Em novembro de 2021, a produção da indústria nacional mostrou variação negativa de 0,2% frente ao mês de outubro (série com ajuste sazonal), somando seis meses consecutivos de queda, período em que acumulou perda de 4,0%. Já em relação a novembro de 2020, houve recuo de 4,4%. No ano, a indústria acumula alta de 4,7% até novembro e, em doze meses, de 5,0%.

Os dos são da Pesquisa Industrial Mensal (PIM), divulgada nesta quinta-feira, 6, pelo Instituto Brasileiro de Geografia e Estatística (IBGE).
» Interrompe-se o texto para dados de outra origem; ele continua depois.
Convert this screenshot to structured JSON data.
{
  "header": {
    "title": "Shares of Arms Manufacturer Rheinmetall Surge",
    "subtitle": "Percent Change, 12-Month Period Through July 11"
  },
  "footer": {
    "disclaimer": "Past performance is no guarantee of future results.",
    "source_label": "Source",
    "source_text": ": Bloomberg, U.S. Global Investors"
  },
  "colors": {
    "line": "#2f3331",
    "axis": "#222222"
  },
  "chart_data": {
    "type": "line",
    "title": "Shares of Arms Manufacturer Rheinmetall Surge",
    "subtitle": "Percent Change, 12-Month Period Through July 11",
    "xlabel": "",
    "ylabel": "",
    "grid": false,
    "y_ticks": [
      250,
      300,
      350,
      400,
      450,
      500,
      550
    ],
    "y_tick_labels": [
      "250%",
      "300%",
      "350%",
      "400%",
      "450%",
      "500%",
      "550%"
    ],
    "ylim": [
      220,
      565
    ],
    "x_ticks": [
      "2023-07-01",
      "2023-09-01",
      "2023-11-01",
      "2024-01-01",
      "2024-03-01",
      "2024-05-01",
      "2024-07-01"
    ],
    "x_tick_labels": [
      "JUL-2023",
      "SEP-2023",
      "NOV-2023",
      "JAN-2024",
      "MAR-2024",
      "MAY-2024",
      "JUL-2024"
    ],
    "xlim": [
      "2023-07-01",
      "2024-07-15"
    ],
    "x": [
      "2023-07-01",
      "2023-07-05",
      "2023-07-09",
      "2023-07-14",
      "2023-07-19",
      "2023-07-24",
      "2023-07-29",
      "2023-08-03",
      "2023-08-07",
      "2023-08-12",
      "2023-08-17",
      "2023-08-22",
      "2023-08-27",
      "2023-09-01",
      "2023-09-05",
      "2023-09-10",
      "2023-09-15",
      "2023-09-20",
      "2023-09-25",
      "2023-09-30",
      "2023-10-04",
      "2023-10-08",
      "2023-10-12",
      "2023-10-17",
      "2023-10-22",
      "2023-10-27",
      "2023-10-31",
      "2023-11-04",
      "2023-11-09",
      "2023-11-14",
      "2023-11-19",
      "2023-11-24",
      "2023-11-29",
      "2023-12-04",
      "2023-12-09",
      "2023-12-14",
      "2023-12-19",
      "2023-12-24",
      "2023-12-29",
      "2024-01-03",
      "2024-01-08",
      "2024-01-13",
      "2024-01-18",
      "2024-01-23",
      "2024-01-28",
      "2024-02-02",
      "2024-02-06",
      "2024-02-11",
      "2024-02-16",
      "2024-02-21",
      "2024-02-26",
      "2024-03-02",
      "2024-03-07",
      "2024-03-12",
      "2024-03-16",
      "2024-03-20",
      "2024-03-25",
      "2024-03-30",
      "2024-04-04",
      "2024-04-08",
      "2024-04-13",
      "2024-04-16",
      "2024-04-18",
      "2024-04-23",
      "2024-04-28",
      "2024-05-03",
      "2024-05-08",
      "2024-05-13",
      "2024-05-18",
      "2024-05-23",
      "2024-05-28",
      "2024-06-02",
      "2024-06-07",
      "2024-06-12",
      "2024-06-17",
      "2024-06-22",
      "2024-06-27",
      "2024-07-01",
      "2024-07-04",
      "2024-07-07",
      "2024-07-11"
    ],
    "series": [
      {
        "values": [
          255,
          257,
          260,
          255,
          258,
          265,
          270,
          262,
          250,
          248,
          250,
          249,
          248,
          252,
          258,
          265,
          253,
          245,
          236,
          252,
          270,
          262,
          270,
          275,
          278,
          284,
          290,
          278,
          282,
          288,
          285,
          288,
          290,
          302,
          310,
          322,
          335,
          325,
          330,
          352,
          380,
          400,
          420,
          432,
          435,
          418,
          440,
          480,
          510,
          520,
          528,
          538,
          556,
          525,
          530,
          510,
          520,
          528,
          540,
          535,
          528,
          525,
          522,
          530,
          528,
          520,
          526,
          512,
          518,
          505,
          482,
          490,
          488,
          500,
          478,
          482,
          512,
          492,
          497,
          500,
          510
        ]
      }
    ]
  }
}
O decréscimo (-0,2%) na atividade industrial na passagem de outubro para novembro de 2021 foi acompanhado por apenas uma das quatro das grandes categorias econômicas e pouco menos da metade (12) dos 26 ramos pesquisados.
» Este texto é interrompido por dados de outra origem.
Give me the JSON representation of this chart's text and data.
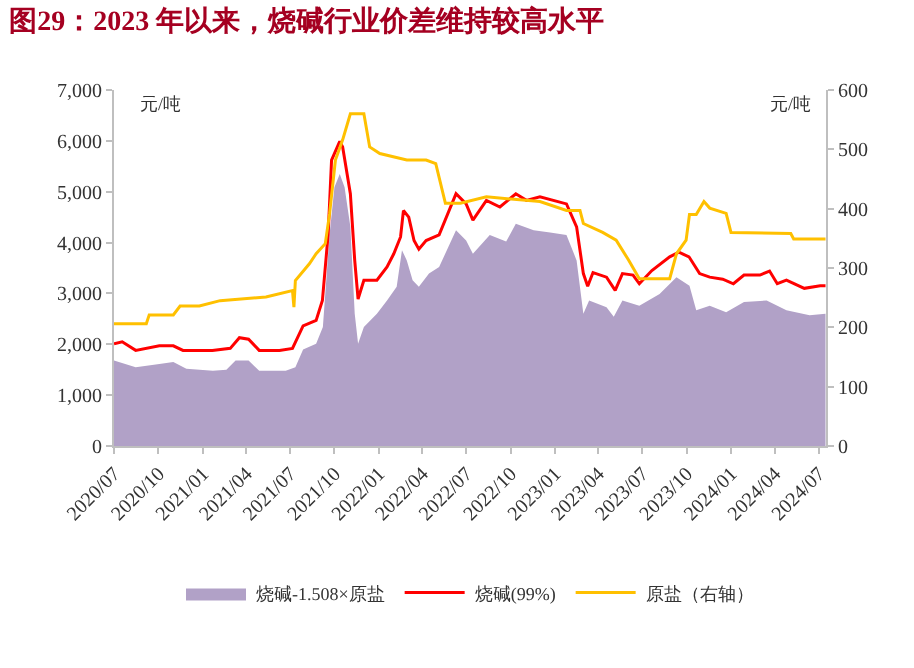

Entre as atividades, as influências negativas mais importantes foram assinaladas por produtos de borracha e de material plástico (-4,8%), que perderam toda a expansão acumulada (3,5%) nos meses de setembro e outubro, e metalurgia (-3,0%), que assinalou a terceira queda consecutiva acumulando perda de 7,7% no período.

Outras contribuições negativas relevantes vieram de produtos de metal (-2,7%), de bebidas (-2,2%), de coque, produtos derivados do petróleo e biocombustíveis (-0,6%), de perfumaria, sabões, produtos de limpeza e de higiene pessoal (-4,5%) e de produtos diversos (-4,5%).

Por outro lado, entre as treze atividades que apontaram crescimento na produção, exerceram os principais impactos em novembro de 2021 os produtos alimentícios (6,8%), indústrias extrativas (5,0%) e veículos automotores, reboques e carrocerias (2,9%). As duas primeiras atividades voltaram a crescer após dois meses consecutivos de queda na produção, em que acumularam perdas de 7,3% e de 10,2%, respectivamente; e a última marcou o primeiro resultado positivo desde abril de 2021 (2,2%).

Entre as grandes categorias econômicas, ainda na comparação com o mês imediatamente anterior, a de bens de capital (-3,0%), assinalou o único resultado negativo em novembro de 2021 e eliminou o avanço de 1,8% verificado em outubro último.

Por outro lado, o setor de bens de consumo duráveis (0,5%) apontou a única taxa positiva em novembro de 2021, após registrar dez meses consecutivos de queda na produção, período em que acumulou recuo de 29,0%. Já os segmentos de bens intermediários (0,0%) e de bens de consumo semi e não-duráveis (0,0%) repetiram o patamar do mês anterior e interromperam, respectivamente, oito e dois meses seguidos de taxas negativas, com perdas acumuladas de 5,0% e 1,5% nesses períodos.

Por outro lado, entre as sete atividades que apontaram expansão na produção, a de indústrias extrativas (5,1%) exerceu a maior influência na média da indústria. Outros impactos positivos vieram dos ramos de produtos farmoquímicos e farmacêuticos (9,7%), de coque, produtos derivados do petróleo e biocombustíveis (1,6%) e de máquinas e equipamentos (2,9%).